Entrevista com Charlie Wooton, baixista do Royal Southern Brotherhood por Richard Zimmer


O Richard Zimmer, autor da série Narigolim na Estrada e baixista da banda Cartel da Cevada, entrevistou o Charlie Wooton, baixista da banda Royal Southern Brotherhood, que lançou em 2012 seu álbum de estreia, "Royal Southern Brotherhood".

Richard Zimmer: Eu li que o RSB foi formado primeiramente pelo Cyril, Devon e o Mike, certo? Como você e o Yonrico se envolveram com a banda?

Charlie Wooton: Nosso manager Rueben Williams teve a ideia para essa banda. Ele gerencia tanto o RSB quanto o Cyril, Devon, Mike e eu. Alguém fez o comentário do porquê Neville Brothers e Allman Brothers nunca tocaram juntos? Como ele tinha o Cyril, um Neville Brother e o Devon da família Allman ele disse vamos tentar e ver no que vai dar.
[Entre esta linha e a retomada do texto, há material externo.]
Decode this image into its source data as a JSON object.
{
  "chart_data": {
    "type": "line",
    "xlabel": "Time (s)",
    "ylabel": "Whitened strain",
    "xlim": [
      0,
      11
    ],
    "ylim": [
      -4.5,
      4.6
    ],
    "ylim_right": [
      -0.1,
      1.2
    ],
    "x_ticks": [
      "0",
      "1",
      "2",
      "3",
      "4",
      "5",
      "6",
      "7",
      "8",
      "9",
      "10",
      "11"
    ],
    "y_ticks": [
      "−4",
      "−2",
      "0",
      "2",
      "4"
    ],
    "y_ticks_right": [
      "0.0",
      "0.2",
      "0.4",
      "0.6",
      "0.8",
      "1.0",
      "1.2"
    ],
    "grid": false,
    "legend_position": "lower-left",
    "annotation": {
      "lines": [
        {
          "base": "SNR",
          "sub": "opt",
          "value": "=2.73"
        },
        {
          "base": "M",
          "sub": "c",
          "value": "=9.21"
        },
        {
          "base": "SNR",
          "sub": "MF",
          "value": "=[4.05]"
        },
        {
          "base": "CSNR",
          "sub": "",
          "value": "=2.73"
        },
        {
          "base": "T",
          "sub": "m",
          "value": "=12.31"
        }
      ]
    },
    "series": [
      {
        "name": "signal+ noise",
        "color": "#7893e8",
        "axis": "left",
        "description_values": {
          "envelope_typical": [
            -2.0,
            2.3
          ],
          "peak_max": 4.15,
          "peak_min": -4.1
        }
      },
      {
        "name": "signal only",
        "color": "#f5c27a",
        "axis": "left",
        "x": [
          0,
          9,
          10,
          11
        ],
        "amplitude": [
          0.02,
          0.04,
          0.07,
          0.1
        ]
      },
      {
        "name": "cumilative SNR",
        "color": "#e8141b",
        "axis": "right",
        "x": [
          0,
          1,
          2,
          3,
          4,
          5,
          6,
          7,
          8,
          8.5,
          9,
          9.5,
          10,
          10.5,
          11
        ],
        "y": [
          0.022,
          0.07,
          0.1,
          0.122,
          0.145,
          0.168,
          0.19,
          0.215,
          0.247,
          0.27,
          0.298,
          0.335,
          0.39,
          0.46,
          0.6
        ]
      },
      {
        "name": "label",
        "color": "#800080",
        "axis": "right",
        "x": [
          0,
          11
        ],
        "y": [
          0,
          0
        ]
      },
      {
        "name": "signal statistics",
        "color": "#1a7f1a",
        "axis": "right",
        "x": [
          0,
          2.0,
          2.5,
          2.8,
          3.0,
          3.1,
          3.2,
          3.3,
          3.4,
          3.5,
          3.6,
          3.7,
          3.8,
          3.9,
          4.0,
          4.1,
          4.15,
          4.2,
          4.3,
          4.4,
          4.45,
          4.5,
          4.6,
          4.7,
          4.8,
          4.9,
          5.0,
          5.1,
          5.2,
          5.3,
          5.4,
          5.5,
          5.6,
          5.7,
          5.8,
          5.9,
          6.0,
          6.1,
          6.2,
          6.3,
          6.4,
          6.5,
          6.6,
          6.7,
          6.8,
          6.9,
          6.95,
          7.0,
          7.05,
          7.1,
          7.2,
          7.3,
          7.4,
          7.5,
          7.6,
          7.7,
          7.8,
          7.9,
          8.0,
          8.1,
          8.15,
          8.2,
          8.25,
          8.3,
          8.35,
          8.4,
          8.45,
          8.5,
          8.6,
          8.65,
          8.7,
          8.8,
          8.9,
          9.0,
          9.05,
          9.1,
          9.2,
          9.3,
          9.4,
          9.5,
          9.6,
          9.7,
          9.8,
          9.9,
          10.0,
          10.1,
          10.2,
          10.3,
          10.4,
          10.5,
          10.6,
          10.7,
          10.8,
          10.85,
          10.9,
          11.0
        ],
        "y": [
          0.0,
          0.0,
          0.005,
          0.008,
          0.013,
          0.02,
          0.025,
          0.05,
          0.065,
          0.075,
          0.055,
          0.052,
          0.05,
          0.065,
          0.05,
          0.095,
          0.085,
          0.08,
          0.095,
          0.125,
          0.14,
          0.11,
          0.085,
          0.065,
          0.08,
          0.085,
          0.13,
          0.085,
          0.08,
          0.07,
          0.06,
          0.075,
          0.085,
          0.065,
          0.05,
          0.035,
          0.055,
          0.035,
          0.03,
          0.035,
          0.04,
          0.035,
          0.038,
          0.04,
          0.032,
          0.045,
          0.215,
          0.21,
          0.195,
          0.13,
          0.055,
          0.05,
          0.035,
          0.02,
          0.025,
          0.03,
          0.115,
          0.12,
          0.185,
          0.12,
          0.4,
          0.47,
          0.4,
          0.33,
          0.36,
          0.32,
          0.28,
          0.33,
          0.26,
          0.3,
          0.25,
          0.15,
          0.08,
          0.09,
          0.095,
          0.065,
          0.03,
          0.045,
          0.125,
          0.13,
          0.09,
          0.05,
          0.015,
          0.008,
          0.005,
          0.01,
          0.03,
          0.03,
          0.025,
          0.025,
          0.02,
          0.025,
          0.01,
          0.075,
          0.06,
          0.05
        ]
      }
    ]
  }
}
Mike Zito e Cyril escreveram juntos a música de blues do ano de 2010, "Pearl River". Uma grande sacada.

Depois de tentar alguns baixistas e bateristas meu nome surgiu. Willie Green do Neville Brothers estava tocando bateria na época, ele e eu temos uma boa relação de trabalho, eu também havia tocado com o sobrinho do Cyril nas bandas de New Orleans e fiquei incomodando o Rueben para me ajudar. Eu acredito que a combinação dessas coisas que me fizeram entrar no projeto. Eu conheci Mike e Devon no primeiro ensaio.

Willie tinha outras obrigações e não estava a disposição para assumir o compromisso. Então Rueben me falou: "Eu gostaria de chamar o baterista da Derek Trucks Band", e eu respondi: "Yonrico Scott? Ele casou minha mulher e eu". Eu conheço Yonrico há uns 16 anos e somos realmente próximos. Ele é um ministro ordenado e realmente casou eu e minha mulher. Desde que ele passou 15 anos com Derek, outro membro da família Allman . Então eu dei uma ligada para ele e o negócio estava fechado.

Richard Zimmer: Como foi o processo criativo? Vocês compuseram os sons no estúdio ou estava tudo pronto quando a banda se juntou?

Charlie Wooton: Algumas estavam planejadas e outras a gente aprendeu no estúdio. Mike e Yonrico foram pro estúdio uma noite antes e deixaram duas músicas prontas quando o resto de nós chegou lá. A base toda do disco foi gravada em um dia e meio. Só faltavam os vocais e os overdubs de solo. Eu tenho que dizer que foi algo mágico. Jim Gaines, nosso produtor nos permitiu que acontecesse esse processo.

Richard Zimmer: Apenas você e Cyril são da Louisiana, certo? Mas o som é bem de Louisiana. Consegue explicar isso, se é que existe explicação?

Charlie Wooton: A banda tem como base New Orleans. Eu acredito que temos o som de New Orleans conosco, mas tem muito mais. Mike e Devon são de Saint Louis, Mike vive agora no sul do Texas, eles trazem um som de duas guitarras que os fãs vem curtindo faz tempo. Yonrico é de Detroit e é simplesmente o mais funky que se pode ser. Eu acredito que o ingrediente secreto é que o Mike e o Devon tem esse maravilhoso som da guitarra blues rock, enquanto Cyril, Yonrico e eu temos um background mais funk.

Richard Zimmer: RSB é um projeto ou uma banda para ficar?

Charlie Wooton: Eu acho que começou como um projeto, alguma coisa para fazer a parte das nossas carreiras solo, mas agora é uma banda com força pra ser reconhecida. É uma coisa incrível ter 5 líderes de banda aptos para tocar juntos e se dar tão bem quanto nos damos.

Richard Zimmer: Como está a recepção dos shows nos Estados Unidos e Europa?

Charlie Wooton: A resposta está sendo matadora. Fãs estão viajando 5 horas para ver nossos shows.

Richard Zimmer: Depois de tocar em tantos lugares com o RSB, o que você pensa da cena musical atual?

Charlie Wooton: Eu acho que as pessoas estão com fome de boa música ao vivo. Algo que eles possam se relacionar e possam cantar enquanto estão curtindo.

Richard Zimmer: Vocês estão pensando em outro álbum?

Charlie Wooton: Sim. Cyril gravou a gente fazendo uma jam durante a passagem de som e todos estamos trabalhando juntos.

Richard Zimmer: E uma turnê pela América do Sul? Está nos seus planos?

Charlie Wooton: Eu espero que sim. Eu tenho um caso de amor com a cultura brasileira e nunca fui para o Brasil.